И ей изо всех сил, до слез, хотелось удержать его в своих ладонях. Джейна провела кончиками пальцев по его мокрым волосам, от висков к затылку, убрала пряди со лба. Коснулась шеи, перебрала крупные звенья серебряной цепи, спускаясь ниже… Никогда такая не удержит саму стихию — хоть выбей её вечной татуировкой на запястье, хоть колдовской краской на коже, хоть железными кандалами обвей ноги.
Луна снова показалась в просвете бегущих облаков. Поцеловала их обнажённую кожу, пробежала отблесками по украшениям на шеях, затерялась отражениями в ярко-синем камне серьги.
Алекс поудобнее устроил голову у Джейны на коленях, поймал руками её ладони, что по-прежнему гладили волосы и ласкали плечи. Поднял глаза и так, лёжа и чуть закинув голову, вгляделся в её лицо. Спокойно. Задумчиво.
И как приговор:
— Я должен уйти, Джейни.
Она знала, что он скажет это. И она знала, что нужно идти, но тут же ответила, сузив глаза:
— Я пойду с тобой.
— Нет, — опёрся на руку и поднялся Алекс. Потянулся за штанами и с трудом натянул мокрую ткань.
Джейна, забыв про свою одежду, вскочила следом и замерла натянутой тетивой напротив него, с силой стиснув пальцы в кулак.

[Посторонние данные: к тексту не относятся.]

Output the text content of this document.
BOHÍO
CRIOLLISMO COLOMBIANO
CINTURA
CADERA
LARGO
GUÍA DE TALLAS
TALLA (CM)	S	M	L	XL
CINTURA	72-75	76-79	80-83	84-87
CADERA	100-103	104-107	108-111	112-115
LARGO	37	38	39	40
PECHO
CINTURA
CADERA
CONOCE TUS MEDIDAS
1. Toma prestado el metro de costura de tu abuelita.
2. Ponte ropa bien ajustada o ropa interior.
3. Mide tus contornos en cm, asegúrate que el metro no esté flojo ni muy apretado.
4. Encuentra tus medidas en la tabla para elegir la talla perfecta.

— Джейни, я не возьму тебя туда, где гремит война, — Алекс подошёл и мягко взял её за плечи. — Слышишь? Я не прощу себе никогда, в этой жизни и какой после, если погублю ещё и тебя. Здесь ты в безопасности — насколько это возможно. Я оставлю половину команды, чтобы с вами ничего не случилось. Я оставлю тебе Сагиша. Но мне надо идти туда, — он невольно глянул на почти стёртый знак Дорана на своей руке. — Одному.
— Варий такой же мой учитель и друг, как и твой, — хотелось кричать, хотелось вырваться, но хватка у Алекса была железной.

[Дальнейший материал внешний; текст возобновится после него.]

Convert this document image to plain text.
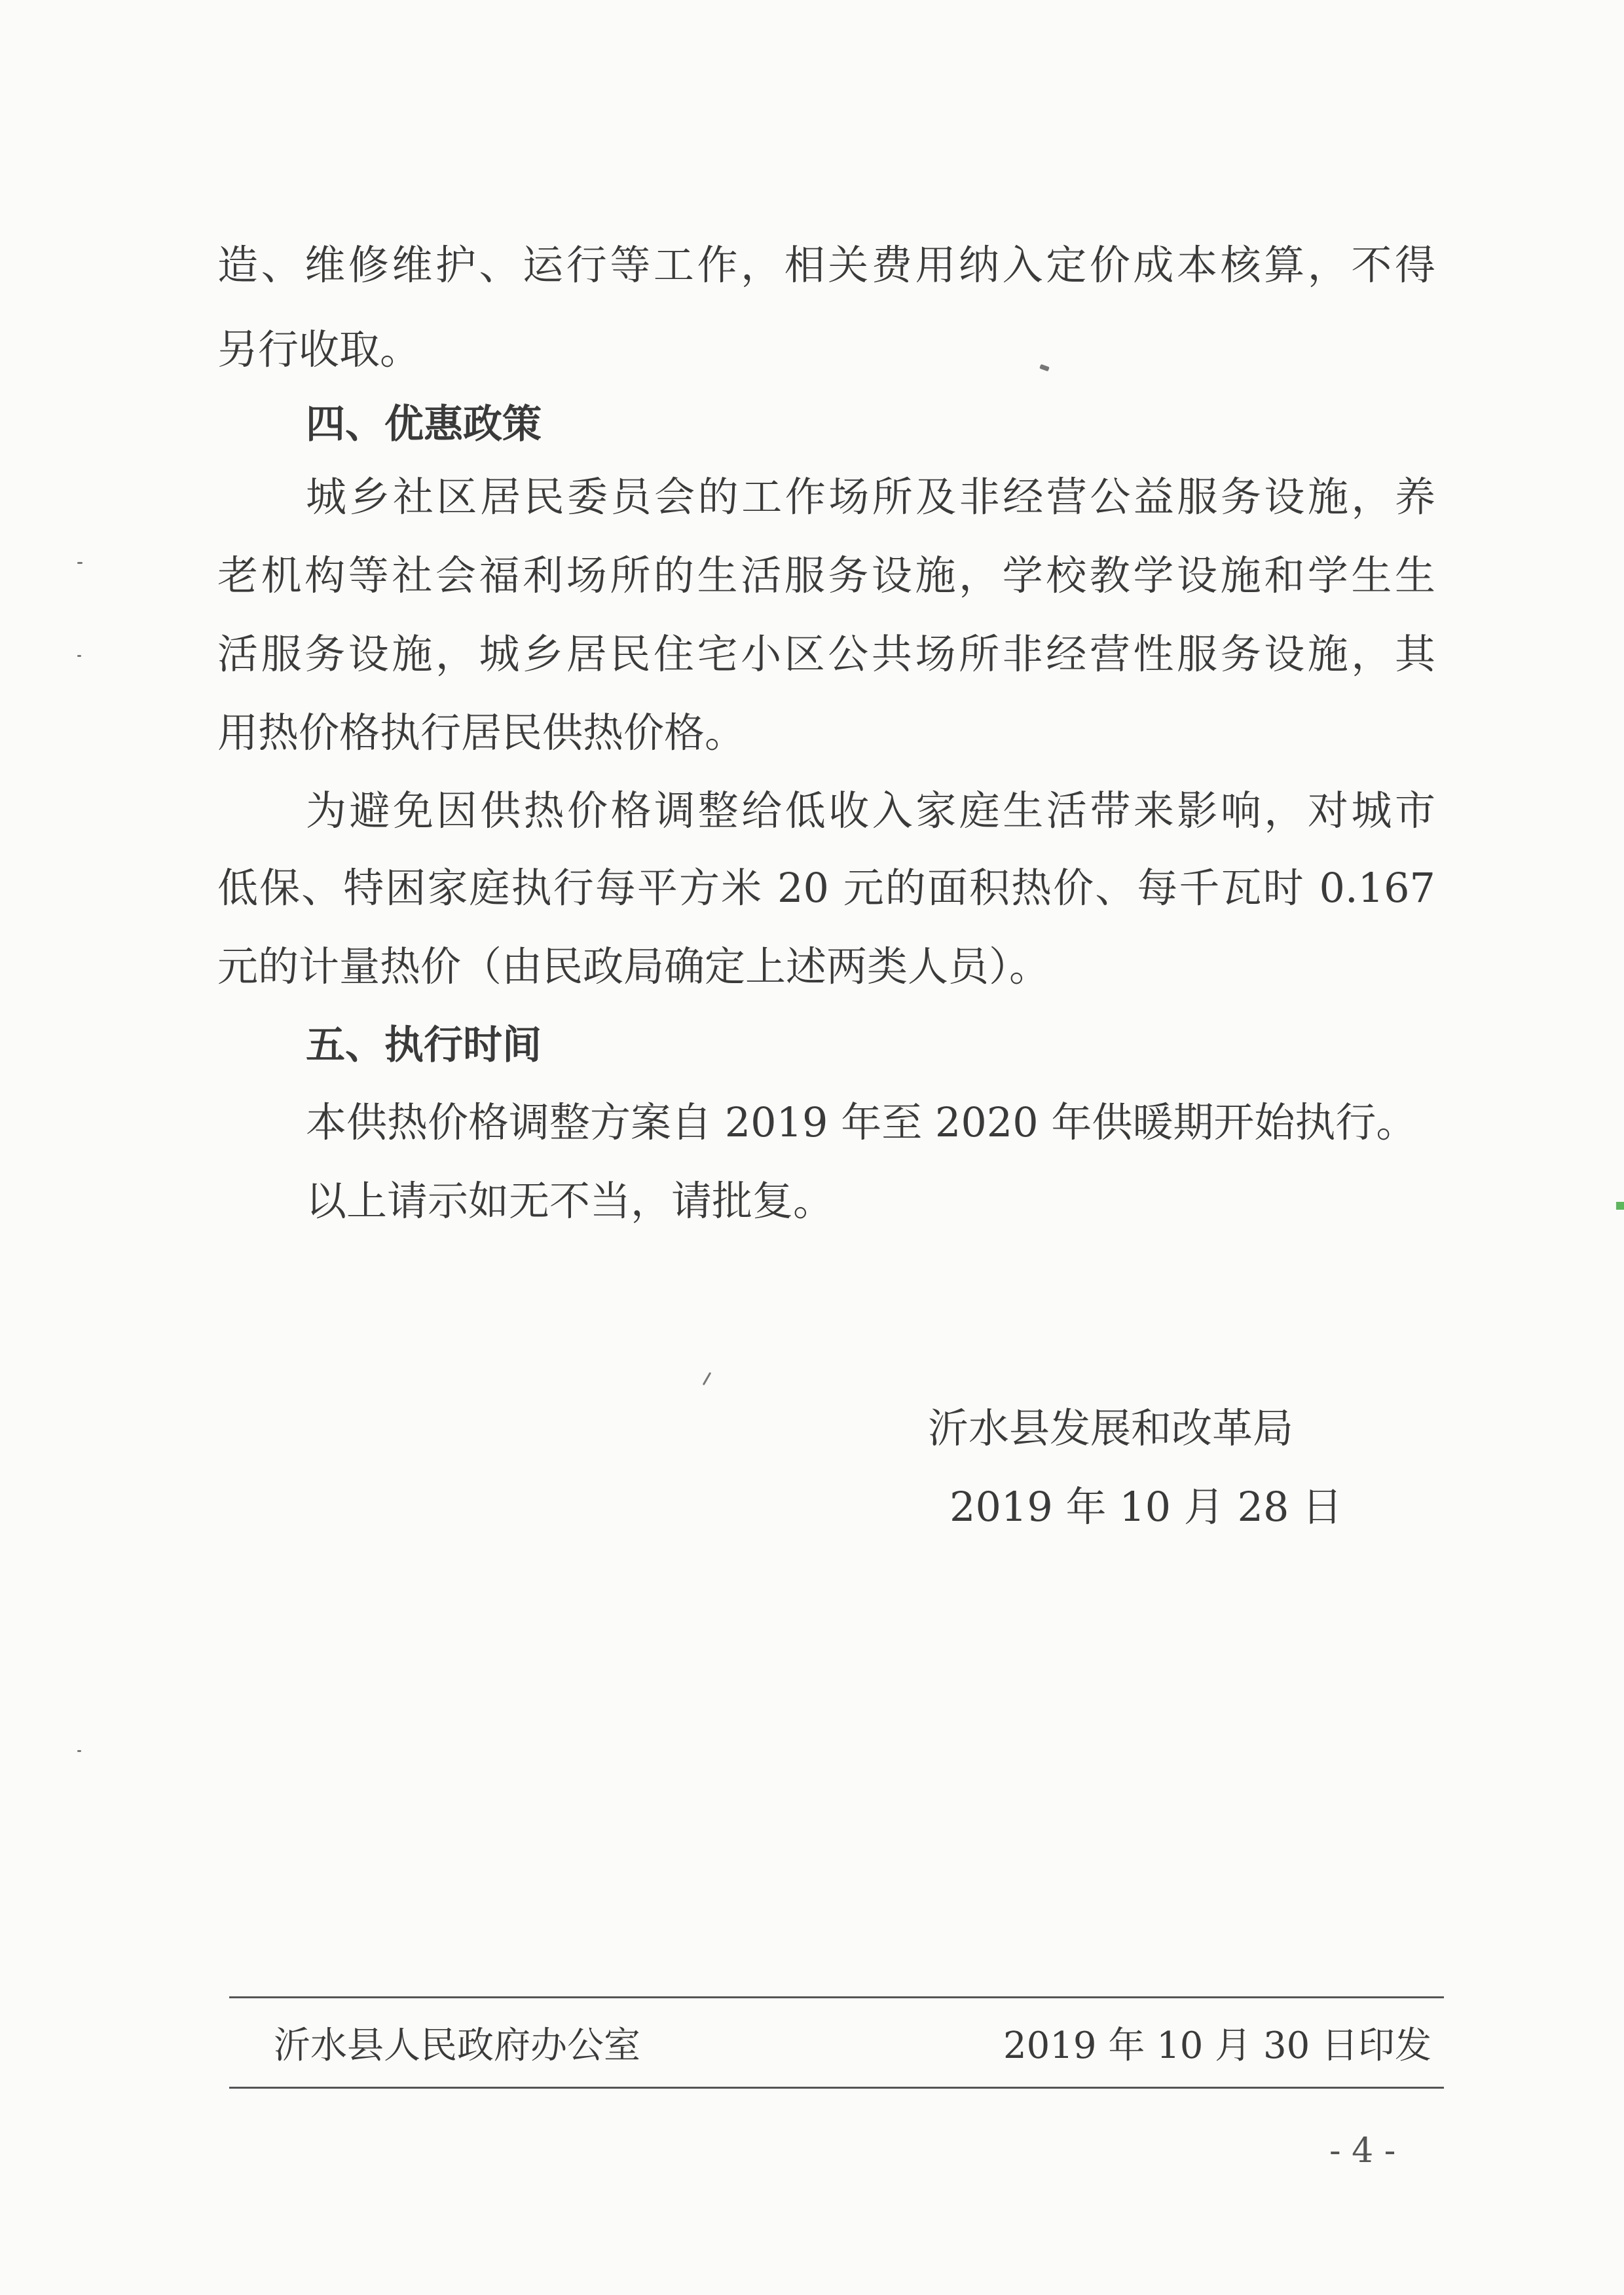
造、维修维护、运行等工作，相关费用纳入定价成本核算，不得
另行收取。
四、优惠政策
城乡社区居民委员会的工作场所及非经营公益服务设施，养
老机构等社会福利场所的生活服务设施，学校教学设施和学生生
活服务设施，城乡居民住宅小区公共场所非经营性服务设施，其
用热价格执行居民供热价格。
为避免因供热价格调整给低收入家庭生活带来影响，对城市
低保、特困家庭执行每平方米 20 元的面积热价、每千瓦时 0.167
元的计量热价（由民政局确定上述两类人员）。
五、执行时间
本供热价格调整方案自 2019 年至 2020 年供暖期开始执行。
以上请示如无不当，请批复。
沂水县发展和改革局
2019 年 10 月 28 日
沂水县人民政府办公室	2019 年 10 月 30 日印发
- 4 -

— Мы даже не знаем, там ли он! Или это всё бред и наши домыслы.
— Я верю в это! Он там, иначе не оставил бы подсказки! — Джейна всё-таки высвободила руку и вцепилась в плечо Алекса. Хотелось поколотить его, но он только обхватил сильнее и прижал к себе, заставляя уткнуться лицом в грудь. — Приказывай своей команде, а я... я не хочу тебя слушать! Не отпущу тебя одного. Слышишь? — горло сдавило рыданием, но слёз не было, только глухое отчаяние.

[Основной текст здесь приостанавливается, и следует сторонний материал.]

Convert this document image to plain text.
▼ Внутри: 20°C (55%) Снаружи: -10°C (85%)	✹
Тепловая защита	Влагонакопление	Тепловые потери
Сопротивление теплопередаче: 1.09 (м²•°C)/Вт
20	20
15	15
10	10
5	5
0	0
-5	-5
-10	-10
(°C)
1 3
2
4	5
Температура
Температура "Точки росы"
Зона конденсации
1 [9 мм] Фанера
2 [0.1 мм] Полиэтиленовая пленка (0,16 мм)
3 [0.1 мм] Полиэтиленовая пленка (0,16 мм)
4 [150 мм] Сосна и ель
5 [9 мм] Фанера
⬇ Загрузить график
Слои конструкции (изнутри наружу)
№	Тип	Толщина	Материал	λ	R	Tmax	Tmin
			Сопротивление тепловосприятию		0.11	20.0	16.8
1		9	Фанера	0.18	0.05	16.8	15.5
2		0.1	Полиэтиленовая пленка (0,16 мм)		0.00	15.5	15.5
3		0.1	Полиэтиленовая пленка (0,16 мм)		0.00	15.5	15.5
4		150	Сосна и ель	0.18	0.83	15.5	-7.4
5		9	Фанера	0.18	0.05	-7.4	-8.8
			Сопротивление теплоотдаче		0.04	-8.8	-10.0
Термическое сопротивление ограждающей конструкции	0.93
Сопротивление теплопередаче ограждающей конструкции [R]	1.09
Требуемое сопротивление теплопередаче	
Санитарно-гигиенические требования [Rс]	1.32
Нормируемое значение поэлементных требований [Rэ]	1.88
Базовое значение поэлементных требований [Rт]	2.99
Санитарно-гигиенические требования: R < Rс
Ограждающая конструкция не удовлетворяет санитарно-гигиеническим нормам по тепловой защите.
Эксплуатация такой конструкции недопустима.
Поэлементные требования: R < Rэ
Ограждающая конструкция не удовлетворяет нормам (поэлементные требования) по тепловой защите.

— Девочка моя любимая... — Алекс провёл ладонями по спине, согрел, коснулся ласково лица и заставил смотреть на себя, чуть отступив. Отблески от воды плясали на его коже, серебром луны горели глаза. — Какая же ты красивая. Я всё отдам, чтобы хоть ты выжила во всём этом мраке, что сейчас вокруг. — И снова твёрдо, словно он давно уже всё решил: — Даже если для этого придётся приказывать.